Под занавес «лихих девяностых», на Хеллоуин 2000 года, Бартенев устроил в клубе «Студио» грандиозный перформанс подназванием «Гоголь-моголь, или Приключения невидимых червячков в России». По описанию, которое приводит в статье об Андрее Бартеневе Ольга Вайнштейн, «на сцене находились семьдесят актеров в сложных костюмах-объектах, которые они в ходе действий снимали и бросали в огромную кучу. Одновременно с этим на сцену падали четыре тонны мусора и шесть тысяч яиц… В ходе перформанса был сломан пол, подожжен мусорный бак, в зале начался беспредел и анархия, все вышло из-под контроля». «Гоголь-моголь» стал достойным прощанием художника с памятным десятилетием и встречей новой эпохи.

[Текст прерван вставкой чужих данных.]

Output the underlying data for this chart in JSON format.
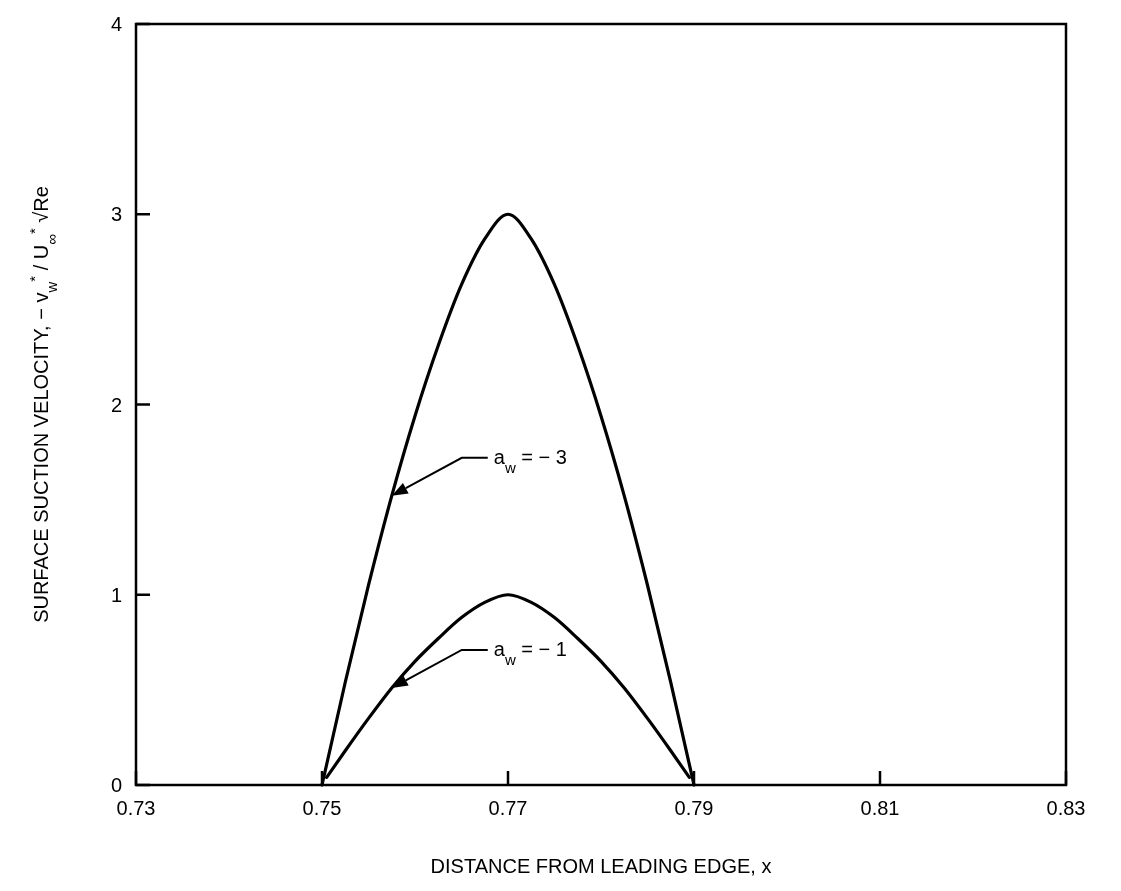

Причиной того, что альтернативный перформанс к концу 1990-х угас, Бартенев считает политику галерей: они в поисках грантов стали ориентироваться на западные образцы и поддерживать художников, подражающих западным. Другая причина — джентрификация галерей и клубов. Перформансы перестали пародировать официоз, теряли свою импровизационность и превращались в профессиональный арт. Время нефтяного изобилия внесло консерватизм в политику и настроения людей. Новая публика, проматывающая в клубах шальные доходы, ждала не критики, а развлечения, не демифологизации, а создания нового мифа. Клубные перформансы изобретали себе другую, альтернативную мифологию — неоархаики, технокарнавала, нового дендизма. В то же самое время на улицах и в других публичных местах активистский перформанс продолжал жить, но об этом — в другой статье.